My Bostonian shoes have become rain shoes. They’re not really rain shoes. It’s just that every time I wear them it rains. Every time. And I don’t mean rain. I mean flash floods, the kind that send your cellphone buzzing, blaring, and beeping with alarms. I get caught in the rain, my clothes get soaked, and my leather shoes turn into cowhide sponges with soles and brown laces.

It happened the other night after class. I had to trudge my way unprotected though a waterfall that was accompanied by lightning and thunder. I made the mistake of taking seriously the weather forecast earlier that day and so left my raincoat and hat at home. I arrived at my apartment five blocks away, soaked, my shoes twice as heavy as when I had left for class. I didn’t take them off as much as peel them off.

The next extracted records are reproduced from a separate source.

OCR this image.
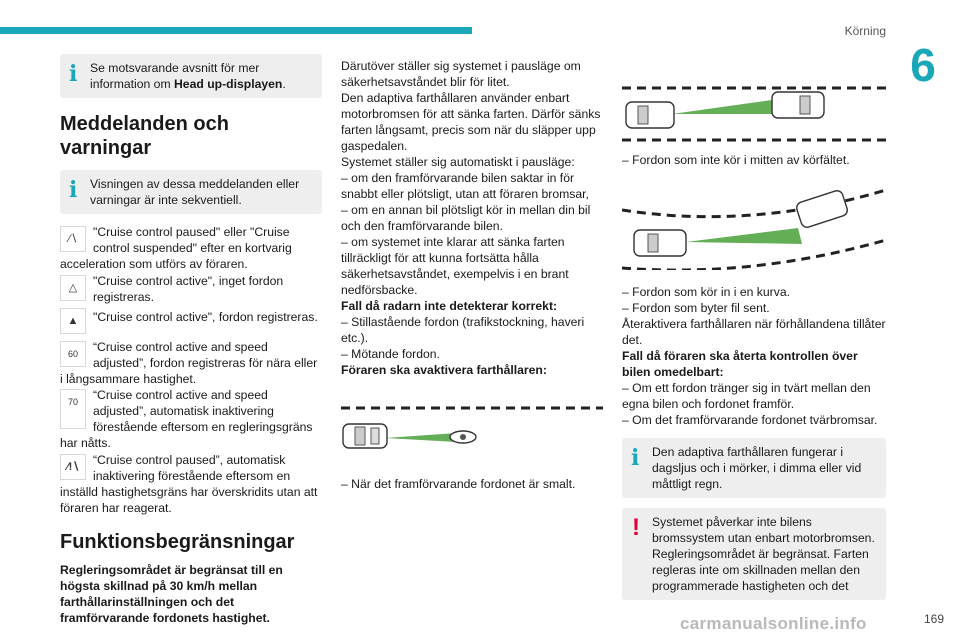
Körning
6
i Se motsvarande avsnitt för mer information om Head up-displayen.

Meddelanden och varningar
i Visningen av dessa meddelanden eller varningar är inte sekventiell.

∕∖	"Cruise control paused" eller "Cruise control suspended" efter en kortvarig acceleration som utförs av föraren.

△	"Cruise control active", inget fordon registreras.

▲	"Cruise control active", fordon registreras.

60	“Cruise control active and speed adjusted”, fordon registreras för nära eller i långsammare hastighet.

70	“Cruise control active and speed adjusted”, automatisk inaktivering förestående eftersom en regleringsgräns har nåtts.

∕!∖	“Cruise control paused”, automatisk inaktivering förestående eftersom en inställd hastighetsgräns har överskridits utan att föraren har reagerat.

Funktionsbegränsningar

Regleringsområdet är begränsat till en högsta skillnad på 30 km/h mellan farthållarinställningen och det framförvarande fordonets hastighet.

Därutöver ställer sig systemet i pausläge om säkerhetsavståndet blir för litet.

Den adaptiva farthållaren använder enbart motorbromsen för att sänka farten. Därför sänks farten långsamt, precis som när du släpper upp gaspedalen.

Systemet ställer sig automatiskt i pausläge:

– om den framförvarande bilen saktar in för snabbt eller plötsligt, utan att föraren bromsar,

– om en annan bil plötsligt kör in mellan din bil och den framförvarande bilen.

– om systemet inte klarar att sänka farten tillräckligt för att kunna fortsätta hålla säkerhetsavståndet, exempelvis i en brant nedförsbacke.

Fall då radarn inte detekterar korrekt:

– Stillastående fordon (trafikstockning, haveri etc.).

– Mötande fordon.

Föraren ska avaktivera farthållaren:

– När det framförvarande fordonet är smalt.

– Fordon som inte kör i mitten av körfältet.

– Fordon som kör in i en kurva.

– Fordon som byter fil sent.

Återaktivera farthållaren när förhållandena tillåter det.

Fall då föraren ska återta kontrollen över bilen omedelbart:

– Om ett fordon tränger sig in tvärt mellan den egna bilen och fordonet framför.

– Om det framförvarande fordonet tvärbromsar.

i Den adaptiva farthållaren fungerar i dagsljus och i mörker, i dimma eller vid måttligt regn.

! Systemet påverkar inte bilens bromssystem utan enbart motorbromsen. Regleringsområdet är begränsat. Farten regleras inte om skillnaden mellan den programmerade hastigheten och det

carmanualsonline.info	169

When I tell people this they often advise me to pack an umbrella. “That way,” they explain with utmost concern, “your head and shoulders will be covered.” Thank you, but I hold umbrellas in contempt. They are freakish, endoskeletal contraptions–corsets for the head–especially those frivolous, collapsible ones with floral patterns that implode with the first roundhouse of wind. On the other extreme are so-called golf umbrellas, which, as the name implies, should be used on golf courses only, not city sidewalks. You could blind somebody with that thing. Get my pernt?

I knew a guy who spent four hundred dollars on a “gentleman’s umbrella” with a leather handle. He ended up having the same problem I have, soaked leather, except on a four-hundred-dollar handle. The logic eluded me. We don’t talk anymore.

But this post isn’t about umbrellas. It’s about the bond that exists between my Bostonians and rain. That’s not to say that it rains only when I wear them. No, it can rain any time the clouds and chem trails decide. That’s their business. But when I do wear them, it will rain with near-certain probability.

This bond includes a ritual sequence that goes like this: I wear the shoes. It rains. They get soaked and discolored. I return home, let them dry out for two or three days, clean them with a cotton rag and polish them with a shoe polish like Kiwi. Then I put them in the closet and wear them again after checking the weather, at which point the ritual starts all over again. Da capo. Or should I say like clockwork? Groundhog Day?

There’s something going on with time, rhythm, and wavelength. I believe it has to do with a undiscovered law of quantum physics. I noticed it at first on my home computer, which brings up the screensaver just as I come back to it after having been away for a while. “A while” is tricky, because it doesn’t seem to matter whether I am away for a phone call, to stretch my legs, or to turn off the kettle. The computer always goes to screensaver just as I come back into the room and approach the keyboard. Again, Groundhog Day.

Whatever this thing is, it manifests itself in other ways. Elevators, doors, trains, buses, the appearance of a guy known as “Bird Man,” because he wears a top hat with feathers and rides his bicycle around the neighborhood while imitating bird calls. These follow a rhythm that more often than not clashes with mine, which may have something to do with my growing invisibility (see Ye Olde Cheese Shop).

I suppose if I figured it out mathematically, I could write a paper about the long sought-after unified field theory. Actually, I don’t know how to do that, not having paid enough attention in Mrs. Goldstein’s 8:00 am calculus class, which is another story. Yes, 8:00 am.

Perhaps I can gain philosophical insight from my soaked shoes. What might that be? Try as hard as I might, it will rain when it rains and my shoes will get wet whether I want them to or not. I can take preventive measures like wearing sneakers, a raincoat, and hat. Or ignoring the weather report. But these merely delay the inevitable. Besides, I’m done changing shoes at the office. How nerdy can you get?

Feature image Aleksandar Pasaric from Pexels. Shoes by Pexels from Pixabay. For video lyrics, go to Águas de Março. For more, go to Robert Brancatelli. The Brancatelli Blog is a member of The Free Media Alliance, which promotes “alternatives to software, culture and hardware monopolies.”

5 comments

  1. Bostonians! I had never seen or heard about those shoes before your post. What fine-looking shoes. I like them very much:). The shoes must be sturdy to survive so much rain. I know I shouldn’t say this, but I absolutely love rain; light or heavy, I simply like weather of all kinds! I used to drive from Indio, through Flagstaff, Arizona, on to Albuquerque, New Mexico to Colorado to visit a retreat house each July or August. There is stretch of Highway 40 through the Navajo lands and during the summer months, where there are some of the finest clouds, electrical storms, rain, hail, and rainbows one could hope to see:). It was often the best part of the trip. By the way, I never use umbrellas in the rain; I’m always delighted and surprised when I find rain.